The club includes a women's section: the Nice University Racing Rugby Club, which plays in the second division (Federale 1).

==Academy==

The club includes a rugby school.

==Performance Pathway with the Scottish Rugby Union==

On 25 July 2017, the Scottish Rugby Union announced a 'Performance Pathway' partnership with Stade Niçois.

As part of this partnership, former Scotland international rugby union players Peter Murchie and Tyrone Holmes joined the French club. Peter Murchie joined as a coach, while Tyrone Holmes joined as a Strength and Conditioning Coach.
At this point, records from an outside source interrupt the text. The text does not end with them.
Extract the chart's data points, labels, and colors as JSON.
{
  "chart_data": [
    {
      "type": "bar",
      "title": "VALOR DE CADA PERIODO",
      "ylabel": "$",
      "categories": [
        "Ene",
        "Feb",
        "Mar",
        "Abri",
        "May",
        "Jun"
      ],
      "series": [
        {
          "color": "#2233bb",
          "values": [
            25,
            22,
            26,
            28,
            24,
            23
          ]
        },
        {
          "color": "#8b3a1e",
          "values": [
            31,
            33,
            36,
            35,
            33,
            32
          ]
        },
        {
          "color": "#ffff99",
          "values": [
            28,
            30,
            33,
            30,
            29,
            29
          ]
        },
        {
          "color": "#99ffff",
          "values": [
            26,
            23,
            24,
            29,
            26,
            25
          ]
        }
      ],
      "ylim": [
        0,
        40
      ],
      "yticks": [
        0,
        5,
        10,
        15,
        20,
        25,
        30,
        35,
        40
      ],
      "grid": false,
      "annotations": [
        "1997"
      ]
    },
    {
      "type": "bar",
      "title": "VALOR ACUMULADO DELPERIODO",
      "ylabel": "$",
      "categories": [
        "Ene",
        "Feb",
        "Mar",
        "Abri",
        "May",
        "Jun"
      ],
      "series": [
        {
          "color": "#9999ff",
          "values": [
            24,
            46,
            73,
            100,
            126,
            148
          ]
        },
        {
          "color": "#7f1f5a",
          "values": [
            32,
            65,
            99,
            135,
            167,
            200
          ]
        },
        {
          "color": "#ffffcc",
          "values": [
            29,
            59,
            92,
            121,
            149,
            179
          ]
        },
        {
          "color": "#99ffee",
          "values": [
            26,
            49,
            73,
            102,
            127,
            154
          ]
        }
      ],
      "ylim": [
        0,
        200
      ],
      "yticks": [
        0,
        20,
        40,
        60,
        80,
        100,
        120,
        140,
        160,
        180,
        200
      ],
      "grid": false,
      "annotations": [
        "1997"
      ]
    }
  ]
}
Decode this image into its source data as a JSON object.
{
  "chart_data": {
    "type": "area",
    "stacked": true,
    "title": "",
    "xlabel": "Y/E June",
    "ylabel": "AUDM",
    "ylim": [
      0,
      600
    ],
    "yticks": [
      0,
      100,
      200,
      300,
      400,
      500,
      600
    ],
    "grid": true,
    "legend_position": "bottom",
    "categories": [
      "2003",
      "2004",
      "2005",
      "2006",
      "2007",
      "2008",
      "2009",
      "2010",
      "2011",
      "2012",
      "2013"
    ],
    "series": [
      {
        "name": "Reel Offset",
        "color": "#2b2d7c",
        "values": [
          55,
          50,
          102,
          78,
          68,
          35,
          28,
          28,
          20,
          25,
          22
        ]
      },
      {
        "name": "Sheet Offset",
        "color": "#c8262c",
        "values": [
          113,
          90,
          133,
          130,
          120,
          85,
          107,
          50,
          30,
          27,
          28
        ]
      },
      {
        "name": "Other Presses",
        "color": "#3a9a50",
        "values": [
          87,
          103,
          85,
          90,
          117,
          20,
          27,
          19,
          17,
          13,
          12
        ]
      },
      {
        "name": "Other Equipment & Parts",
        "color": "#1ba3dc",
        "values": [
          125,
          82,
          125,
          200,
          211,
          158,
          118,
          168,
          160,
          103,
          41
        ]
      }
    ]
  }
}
Two Glasgow Warriors players from the Scottish Rugby Academy; fly-half Josh Henderson and flanker Bruce Flockhart were loaned to the club for game time for the season 2017–18. In addition, former London Scottish player Dave Cherry also joined the club. although he later moved back to Edinburgh.